Chico never got close to Manuela again. Being the skillful woodsman that he was, he found his way out of there, far from there, far from everything, himself included.
The killing would begin the following month. The hunt for the guerrillas and the extermination of all of them. The military would pick them off one by one. Perhaps Chico sensed it. Perhaps he only suspected it. Feared it. Gave up.

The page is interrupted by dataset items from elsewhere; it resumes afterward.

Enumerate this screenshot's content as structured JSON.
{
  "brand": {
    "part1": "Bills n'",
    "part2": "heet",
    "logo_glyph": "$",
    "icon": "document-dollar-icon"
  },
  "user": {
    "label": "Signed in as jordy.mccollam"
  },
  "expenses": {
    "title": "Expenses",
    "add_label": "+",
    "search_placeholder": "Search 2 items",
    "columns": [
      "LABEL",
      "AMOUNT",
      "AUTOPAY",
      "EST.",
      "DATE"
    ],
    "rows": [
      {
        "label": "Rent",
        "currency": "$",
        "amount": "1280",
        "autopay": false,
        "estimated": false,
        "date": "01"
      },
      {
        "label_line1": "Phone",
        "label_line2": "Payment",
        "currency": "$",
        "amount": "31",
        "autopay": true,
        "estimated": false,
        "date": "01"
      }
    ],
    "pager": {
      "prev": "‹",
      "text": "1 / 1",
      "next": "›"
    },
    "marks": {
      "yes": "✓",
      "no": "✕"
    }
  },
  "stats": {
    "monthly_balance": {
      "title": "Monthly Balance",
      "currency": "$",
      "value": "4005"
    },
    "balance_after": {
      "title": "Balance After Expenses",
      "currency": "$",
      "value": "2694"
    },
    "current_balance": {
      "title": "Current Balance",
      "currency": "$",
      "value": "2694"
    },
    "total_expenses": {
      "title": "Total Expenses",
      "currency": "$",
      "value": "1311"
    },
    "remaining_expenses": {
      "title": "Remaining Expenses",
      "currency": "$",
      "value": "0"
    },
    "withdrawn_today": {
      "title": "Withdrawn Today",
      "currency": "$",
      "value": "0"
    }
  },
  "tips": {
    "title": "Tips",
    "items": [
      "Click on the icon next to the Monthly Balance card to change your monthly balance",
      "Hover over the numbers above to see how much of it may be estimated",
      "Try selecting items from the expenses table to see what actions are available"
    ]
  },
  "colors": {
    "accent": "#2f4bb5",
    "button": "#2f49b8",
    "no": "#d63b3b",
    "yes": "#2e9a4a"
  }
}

Chico didn’t hear the detachment commander’s shouts that morning. He didn’t see the soldiers coming out of the post amidst flames and smoke. He didn’t see them being evicted. Chico didn’t see Manuela looking for him, the rest of the detachment too but especially Manuela, looking for him. Manuela, who had been his companion during such a troubled time, and who would be one of the missing of the Araguaia Guerrilla Movement, a presumed pile of bones among the presumed piles of bones buried in unknown places, a question mark in the official history of the country in the decades to come. How could Chico have imagined it all? Chico never had news of her again – and it was with a bitter aftertaste that he heard that love song, when he heard it. Como é que você não me diz quando é que você me faz feliz? Onde é que vamos morar? (Why won’t you tell me when you are going to make me happy? Where are we going to live?) It was with a bitter aftertaste that he harbored his certainty of her uncertainty: Had Chico been captured? Killed? Had he deserted? (No, Chico wouldn’t have deserted. Chico wasn’t the sort. He had been to the Peking Military Academy. He was good with weapons. And other things.)
Chico made a quick stopover in Goiânia. He said goodbye to his mother and left. He never set foot in Brazil again. Six months later he was serving draft beers in a London pub, and singing out loud when he felt like it, and off-key if he had to.